La restituzione della mancata perequazione sarà quindi «selettiva e parziale». Lo spazio di manovra per evitare gli strali di Bruxelles che – secondo fonti Ue – nelle raccomandazioni di mercoledì metterà l’Italia sotto «monitoraggio» per capire l’impatto della sentenza, condizionando a questo l’uso della flessibilità richiesta dall’Italia – è strettissimo. Il governo, per rispettare la regola del debito, dovrebbe mantenere il rapporto deficit-Pil al 2,6% e quindi sulla carta avrebbe a disposizione solo il «tesoretto» da 1,6 miliardi e tagli alla spesa ancora da definire.

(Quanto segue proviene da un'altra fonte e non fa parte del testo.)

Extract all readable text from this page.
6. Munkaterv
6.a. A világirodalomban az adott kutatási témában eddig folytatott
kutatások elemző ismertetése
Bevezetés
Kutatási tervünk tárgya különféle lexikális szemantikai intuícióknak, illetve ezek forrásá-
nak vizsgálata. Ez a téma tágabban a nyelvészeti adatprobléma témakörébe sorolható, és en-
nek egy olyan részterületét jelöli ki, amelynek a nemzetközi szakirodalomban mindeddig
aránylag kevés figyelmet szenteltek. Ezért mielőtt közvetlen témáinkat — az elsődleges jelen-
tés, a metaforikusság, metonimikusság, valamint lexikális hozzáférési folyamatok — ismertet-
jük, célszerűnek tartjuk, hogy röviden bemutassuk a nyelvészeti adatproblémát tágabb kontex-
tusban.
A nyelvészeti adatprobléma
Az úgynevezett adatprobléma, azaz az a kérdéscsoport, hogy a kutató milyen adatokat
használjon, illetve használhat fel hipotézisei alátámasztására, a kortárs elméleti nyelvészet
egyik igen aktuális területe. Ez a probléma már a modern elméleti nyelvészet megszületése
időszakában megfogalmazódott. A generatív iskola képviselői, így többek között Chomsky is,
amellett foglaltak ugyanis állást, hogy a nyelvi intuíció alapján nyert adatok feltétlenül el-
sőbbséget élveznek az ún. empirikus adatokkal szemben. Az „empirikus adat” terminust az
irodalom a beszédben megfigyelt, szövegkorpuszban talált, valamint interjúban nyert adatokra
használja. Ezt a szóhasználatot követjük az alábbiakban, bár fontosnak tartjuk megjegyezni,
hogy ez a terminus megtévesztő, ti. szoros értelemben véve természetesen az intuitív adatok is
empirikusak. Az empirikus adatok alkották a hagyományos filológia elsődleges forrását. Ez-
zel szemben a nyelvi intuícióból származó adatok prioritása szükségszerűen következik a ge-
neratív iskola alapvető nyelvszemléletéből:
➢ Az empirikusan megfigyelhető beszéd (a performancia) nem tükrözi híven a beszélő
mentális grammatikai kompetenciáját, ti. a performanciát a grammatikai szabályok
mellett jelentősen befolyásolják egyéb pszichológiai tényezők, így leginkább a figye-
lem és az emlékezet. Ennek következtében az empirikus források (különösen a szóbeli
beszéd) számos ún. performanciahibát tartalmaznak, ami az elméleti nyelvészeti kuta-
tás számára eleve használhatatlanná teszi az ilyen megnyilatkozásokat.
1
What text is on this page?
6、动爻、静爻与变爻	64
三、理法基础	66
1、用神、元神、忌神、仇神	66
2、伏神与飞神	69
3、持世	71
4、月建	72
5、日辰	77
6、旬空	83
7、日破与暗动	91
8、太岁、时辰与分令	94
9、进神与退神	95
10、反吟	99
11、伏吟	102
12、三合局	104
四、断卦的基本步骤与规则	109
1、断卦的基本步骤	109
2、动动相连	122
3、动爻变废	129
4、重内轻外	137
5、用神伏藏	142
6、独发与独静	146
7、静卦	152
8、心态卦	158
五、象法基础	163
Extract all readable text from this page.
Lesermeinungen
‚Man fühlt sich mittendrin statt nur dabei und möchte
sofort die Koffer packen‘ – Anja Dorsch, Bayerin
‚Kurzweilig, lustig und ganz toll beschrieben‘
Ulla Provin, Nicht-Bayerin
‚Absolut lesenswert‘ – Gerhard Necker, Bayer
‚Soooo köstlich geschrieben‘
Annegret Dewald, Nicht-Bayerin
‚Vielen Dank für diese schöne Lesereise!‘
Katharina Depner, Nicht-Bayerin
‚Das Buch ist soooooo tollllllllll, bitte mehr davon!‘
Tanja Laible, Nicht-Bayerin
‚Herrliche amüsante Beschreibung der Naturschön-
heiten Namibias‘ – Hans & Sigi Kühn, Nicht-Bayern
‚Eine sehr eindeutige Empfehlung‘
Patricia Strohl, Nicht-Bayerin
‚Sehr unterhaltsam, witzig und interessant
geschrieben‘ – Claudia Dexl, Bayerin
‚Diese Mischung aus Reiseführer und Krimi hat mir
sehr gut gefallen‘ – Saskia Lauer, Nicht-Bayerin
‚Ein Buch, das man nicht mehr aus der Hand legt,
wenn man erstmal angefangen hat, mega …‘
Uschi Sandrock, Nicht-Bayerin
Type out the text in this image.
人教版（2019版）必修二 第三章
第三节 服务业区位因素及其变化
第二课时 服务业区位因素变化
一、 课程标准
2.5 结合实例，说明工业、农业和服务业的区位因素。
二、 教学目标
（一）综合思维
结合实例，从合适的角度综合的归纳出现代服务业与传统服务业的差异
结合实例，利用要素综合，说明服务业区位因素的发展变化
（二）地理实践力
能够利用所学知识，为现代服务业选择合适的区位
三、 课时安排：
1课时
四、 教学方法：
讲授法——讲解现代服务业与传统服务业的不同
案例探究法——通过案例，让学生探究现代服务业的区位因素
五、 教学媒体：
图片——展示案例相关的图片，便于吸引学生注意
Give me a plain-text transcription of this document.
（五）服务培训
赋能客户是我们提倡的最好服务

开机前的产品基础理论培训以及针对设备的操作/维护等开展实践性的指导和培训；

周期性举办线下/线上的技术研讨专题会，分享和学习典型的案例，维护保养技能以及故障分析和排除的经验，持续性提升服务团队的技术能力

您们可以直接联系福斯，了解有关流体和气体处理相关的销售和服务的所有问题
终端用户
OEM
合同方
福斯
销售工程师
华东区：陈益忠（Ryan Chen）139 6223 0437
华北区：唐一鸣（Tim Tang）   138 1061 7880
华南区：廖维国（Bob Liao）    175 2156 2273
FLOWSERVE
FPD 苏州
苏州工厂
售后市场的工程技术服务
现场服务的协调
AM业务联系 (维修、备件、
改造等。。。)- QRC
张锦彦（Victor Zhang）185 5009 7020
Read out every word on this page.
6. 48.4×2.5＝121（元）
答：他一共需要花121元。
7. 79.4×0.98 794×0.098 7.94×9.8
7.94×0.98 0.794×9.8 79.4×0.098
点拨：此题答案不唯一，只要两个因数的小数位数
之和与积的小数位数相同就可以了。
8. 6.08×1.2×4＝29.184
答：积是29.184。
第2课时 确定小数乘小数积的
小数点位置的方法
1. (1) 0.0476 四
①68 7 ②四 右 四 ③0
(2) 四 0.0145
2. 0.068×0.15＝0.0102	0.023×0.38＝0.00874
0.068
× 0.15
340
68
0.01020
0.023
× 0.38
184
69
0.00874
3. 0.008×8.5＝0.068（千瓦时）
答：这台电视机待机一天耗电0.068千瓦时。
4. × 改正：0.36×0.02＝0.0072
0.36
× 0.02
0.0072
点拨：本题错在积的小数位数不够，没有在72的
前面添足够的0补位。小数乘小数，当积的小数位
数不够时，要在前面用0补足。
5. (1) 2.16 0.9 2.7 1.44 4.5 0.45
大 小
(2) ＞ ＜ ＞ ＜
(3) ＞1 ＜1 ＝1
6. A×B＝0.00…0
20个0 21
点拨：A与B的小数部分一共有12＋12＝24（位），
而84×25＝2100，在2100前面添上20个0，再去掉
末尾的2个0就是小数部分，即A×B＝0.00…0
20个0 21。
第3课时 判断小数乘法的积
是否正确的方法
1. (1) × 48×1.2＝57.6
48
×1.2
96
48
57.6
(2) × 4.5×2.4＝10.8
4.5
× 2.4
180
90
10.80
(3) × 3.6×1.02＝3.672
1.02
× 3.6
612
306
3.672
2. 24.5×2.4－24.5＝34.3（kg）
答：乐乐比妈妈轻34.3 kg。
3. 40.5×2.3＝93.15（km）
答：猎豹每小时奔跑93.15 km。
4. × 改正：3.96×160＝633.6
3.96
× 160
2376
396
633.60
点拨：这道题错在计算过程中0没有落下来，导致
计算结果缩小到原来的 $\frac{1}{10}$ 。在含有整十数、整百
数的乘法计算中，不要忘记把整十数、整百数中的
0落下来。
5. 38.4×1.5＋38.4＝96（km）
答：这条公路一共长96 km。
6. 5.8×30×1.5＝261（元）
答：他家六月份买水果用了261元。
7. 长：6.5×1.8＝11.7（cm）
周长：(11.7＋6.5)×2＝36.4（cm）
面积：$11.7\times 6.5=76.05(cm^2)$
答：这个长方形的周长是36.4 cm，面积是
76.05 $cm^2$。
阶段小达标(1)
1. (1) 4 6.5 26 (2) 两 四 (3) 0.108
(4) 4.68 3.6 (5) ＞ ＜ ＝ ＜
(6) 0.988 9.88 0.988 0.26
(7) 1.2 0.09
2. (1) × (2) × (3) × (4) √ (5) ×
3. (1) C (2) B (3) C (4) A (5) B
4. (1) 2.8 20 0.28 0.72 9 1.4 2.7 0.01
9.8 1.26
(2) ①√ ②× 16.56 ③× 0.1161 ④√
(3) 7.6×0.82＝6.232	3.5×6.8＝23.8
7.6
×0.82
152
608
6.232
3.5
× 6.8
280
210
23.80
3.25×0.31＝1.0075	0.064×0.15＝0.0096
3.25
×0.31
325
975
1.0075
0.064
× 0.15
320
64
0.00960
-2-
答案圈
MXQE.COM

Di certo non potrà essere restituito l’intero importo della perequazione, 14 miliardi netti, e forse nemmeno la metà, se l’Italia vuole continuare ad avere la flessibilità di bilancio per le riforme.
Padoan si rifarà, quindi, agli stessi criteri indicati dalla Consulta: «progressività e temporaneità». La restituzione sarà modulata in base al valore dell’assegno: avrà di più chi è titolare di un reddito più basso e meno, via via, chi lo ha più alto. Le percentuali di restituzione della perequazione non sono state ancora decise, i tecnici ci stanno ancora lavorando, attenti al quadro complessivo dei conti, ma nel totale lo Stato verserà un rimborso parziale. Una tantum. Senza immaginare una successiva rateizzazione per il residuo. La quota restituita, riferita al biennio 2012-2013, si cumulerà e farà da base alle perequazioni degli anni successivi.
I pensionati interessati quindi si vedranno rivalutati i rispettivi assegni non solo per il passato ma anche per il futuro. «Terremo conto delle fasce di reddito sia per gli arretrati, sia per i trattamenti futuri», ha spiegato Padoan.
Intanto per il sottosegretario al Tesoro e leader di Scelta civica, Enrico Zanetti, «la gradazione va fatta non solo sulla base dell’importo della pensione percepita ma anche degli anni di contributi versati» ha detto riferendosi ai baby-pensionati.